Music is an integral part of film, adding emotional depth to the experience of watching images on screen, but oceanographers fear ominous music used in documentaries about sharks could hurt efforts to save them.
Researchers at the University of California San Diego found people watching video of sharks with ominous background music had a more negative opinion of the animals than those watching video with an uplifting soundtrack or none at all, according to a study published in the journal PLOS ONE.
In addition to news reports of shark attacks, a lot of information people gain on sharks comes from documentaries, which have gained popularity in recent years as the Discovery Channel’s “Shark Week” has become one of the biggest television events of the year.
Researchers say the fear built by some video clips is similar to that generated in movies using carefully chosen soundtracks.

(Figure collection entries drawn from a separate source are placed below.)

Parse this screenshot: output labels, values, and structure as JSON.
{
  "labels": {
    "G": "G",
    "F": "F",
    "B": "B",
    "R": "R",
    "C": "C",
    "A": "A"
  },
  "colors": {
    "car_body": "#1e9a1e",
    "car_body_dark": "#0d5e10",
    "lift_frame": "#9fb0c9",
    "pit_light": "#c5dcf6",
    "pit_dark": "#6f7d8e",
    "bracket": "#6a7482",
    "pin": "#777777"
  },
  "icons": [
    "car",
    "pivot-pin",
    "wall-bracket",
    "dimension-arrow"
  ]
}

In many cases, fear is built in horror or thriller films using a leitmotif — a short, recurring musical phrase paired with a character. Well known examples of the leitmotif include music played during The Wizard of Oz when the Wicked Witch of the West appears on screen, the “Imperial March” played when Darth Vader appears during Star Wars or the quickening music paired with the great white shark in Jaws.

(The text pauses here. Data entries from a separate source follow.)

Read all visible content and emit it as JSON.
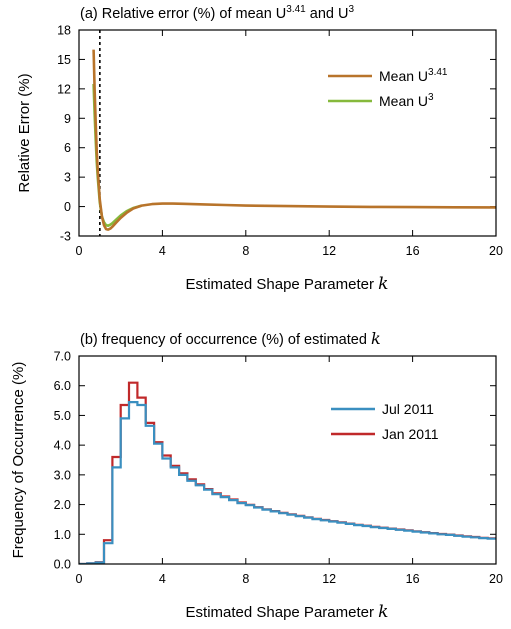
{
  "chart_data": [
    {
      "type": "line",
      "title": "(a) Relative error (%) of mean U",
      "title_sup1": "3.41",
      "title_mid": " and U",
      "title_sup2": "3",
      "xlabel": "Estimated Shape Parameter",
      "xlabel_var": "k",
      "ylabel": "Relative Error (%)",
      "xlim": [
        0,
        20
      ],
      "ylim": [
        -3,
        18
      ],
      "xticks": [
        "0",
        "4",
        "8",
        "12",
        "16",
        "20"
      ],
      "yticks": [
        "-3",
        "0",
        "3",
        "6",
        "9",
        "12",
        "15",
        "18"
      ],
      "vline_x": 1.0,
      "legend_position": "top-right",
      "colors": {
        "mean_u341": "#b8742b",
        "mean_u3": "#86b93c"
      },
      "series": [
        {
          "name": "Mean U",
          "name_sup": "3.41",
          "x": [
            0.7,
            0.75,
            0.8,
            0.85,
            0.9,
            1.0,
            1.1,
            1.2,
            1.3,
            1.4,
            1.5,
            1.6,
            1.8,
            2.0,
            2.3,
            2.6,
            3.0,
            3.5,
            4.0,
            4.5,
            5.0,
            6.0,
            7.0,
            8.0,
            10.0,
            12.0,
            14.0,
            16.0,
            18.0,
            20.0
          ],
          "y": [
            16.0,
            12.0,
            8.6,
            5.8,
            3.6,
            0.7,
            -1.0,
            -1.9,
            -2.3,
            -2.35,
            -2.25,
            -2.05,
            -1.6,
            -1.15,
            -0.6,
            -0.2,
            0.1,
            0.25,
            0.3,
            0.3,
            0.28,
            0.22,
            0.16,
            0.1,
            0.05,
            0.0,
            -0.03,
            -0.05,
            -0.07,
            -0.08
          ]
        },
        {
          "name": "Mean U",
          "name_sup": "3",
          "x": [
            0.7,
            0.75,
            0.8,
            0.85,
            0.9,
            1.0,
            1.1,
            1.2,
            1.3,
            1.4,
            1.5,
            1.6,
            1.8,
            2.0,
            2.3,
            2.6,
            3.0
          ],
          "y": [
            12.5,
            9.5,
            6.8,
            4.6,
            2.9,
            0.4,
            -1.0,
            -1.6,
            -1.9,
            -1.95,
            -1.85,
            -1.7,
            -1.3,
            -0.9,
            -0.45,
            -0.15,
            0.1
          ]
        }
      ]
    },
    {
      "type": "line",
      "title": "(b) frequency of occurrence (%) of estimated",
      "title_var": "k",
      "xlabel": "Estimated Shape Parameter",
      "xlabel_var": "k",
      "ylabel": "Frequency of Occurrence (%)",
      "xlim": [
        0,
        20
      ],
      "ylim": [
        0,
        7
      ],
      "xticks": [
        "0",
        "4",
        "8",
        "12",
        "16",
        "20"
      ],
      "yticks": [
        "0.0",
        "1.0",
        "2.0",
        "3.0",
        "4.0",
        "5.0",
        "6.0",
        "7.0"
      ],
      "step_width": 0.4,
      "legend_position": "top-right",
      "colors": {
        "jul": "#3a8fc0",
        "jan": "#c0292a"
      },
      "series": [
        {
          "name": "Jul 2011",
          "bin_starts": [
            0.0,
            0.4,
            0.8,
            1.2,
            1.6,
            2.0,
            2.4,
            2.8,
            3.2,
            3.6,
            4.0,
            4.4,
            4.8,
            5.2,
            5.6,
            6.0,
            6.4,
            6.8,
            7.2,
            7.6,
            8.0,
            8.4,
            8.8,
            9.2,
            9.6,
            10.0,
            10.4,
            10.8,
            11.2,
            11.6,
            12.0,
            12.4,
            12.8,
            13.2,
            13.6,
            14.0,
            14.4,
            14.8,
            15.2,
            15.6,
            16.0,
            16.4,
            16.8,
            17.2,
            17.6,
            18.0,
            18.4,
            18.8,
            19.2,
            19.6
          ],
          "values": [
            0.0,
            0.02,
            0.05,
            0.7,
            3.25,
            4.9,
            5.45,
            5.35,
            4.65,
            4.05,
            3.55,
            3.25,
            3.0,
            2.8,
            2.65,
            2.5,
            2.35,
            2.25,
            2.15,
            2.05,
            1.98,
            1.9,
            1.83,
            1.77,
            1.71,
            1.66,
            1.61,
            1.56,
            1.51,
            1.47,
            1.43,
            1.39,
            1.35,
            1.31,
            1.28,
            1.24,
            1.21,
            1.18,
            1.15,
            1.12,
            1.09,
            1.06,
            1.03,
            1.0,
            0.98,
            0.95,
            0.92,
            0.9,
            0.87,
            0.85
          ]
        },
        {
          "name": "Jan 2011",
          "bin_starts": [
            0.0,
            0.4,
            0.8,
            1.2,
            1.6,
            2.0,
            2.4,
            2.8,
            3.2,
            3.6,
            4.0,
            4.4,
            4.8,
            5.2,
            5.6,
            6.0,
            6.4,
            6.8,
            7.2,
            7.6,
            8.0,
            8.4,
            8.8,
            9.2,
            9.6,
            10.0,
            10.4,
            10.8,
            11.2,
            11.6,
            12.0,
            12.4,
            12.8,
            13.2,
            13.6,
            14.0,
            14.4,
            14.8,
            15.2,
            15.6,
            16.0,
            16.4,
            16.8,
            17.2,
            17.6,
            18.0,
            18.4,
            18.8,
            19.2,
            19.6
          ],
          "values": [
            0.0,
            0.02,
            0.06,
            0.8,
            3.6,
            5.35,
            6.1,
            5.6,
            4.75,
            4.1,
            3.65,
            3.3,
            3.05,
            2.85,
            2.68,
            2.52,
            2.38,
            2.27,
            2.17,
            2.07,
            1.99,
            1.91,
            1.84,
            1.78,
            1.72,
            1.67,
            1.62,
            1.57,
            1.52,
            1.48,
            1.44,
            1.4,
            1.36,
            1.32,
            1.29,
            1.25,
            1.22,
            1.19,
            1.16,
            1.13,
            1.1,
            1.07,
            1.04,
            1.01,
            0.99,
            0.96,
            0.93,
            0.91,
            0.88,
            0.86
          ]
        }
      ]
    }
  ]
}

For the study, researchers recruited 2,181 people online to watch 60-second video of sharks swimming soundtracked by either ominous music, happy music or nothing at all.
Overall, people who saw video of sharks swimming to ominous music had more negative and less positive regard for the animals than those watching the same clips set to uplifiting music or silence.
While the researchers acknowledge they are not sure whether perceptions affected by music would change interest in conservation efforts or other behavior, the study suggests this is possible.
“Given that nature documentaries are often regarded as objective and authoritative sources of information, it is critical that documentary filmmakers and viewers are aware of how the soundtrack can affect the interpretation of the educational content,” Andrew Nosal, a researcher at the Scripps Institution of Oceanography at the University of California San Diego, said in a press release.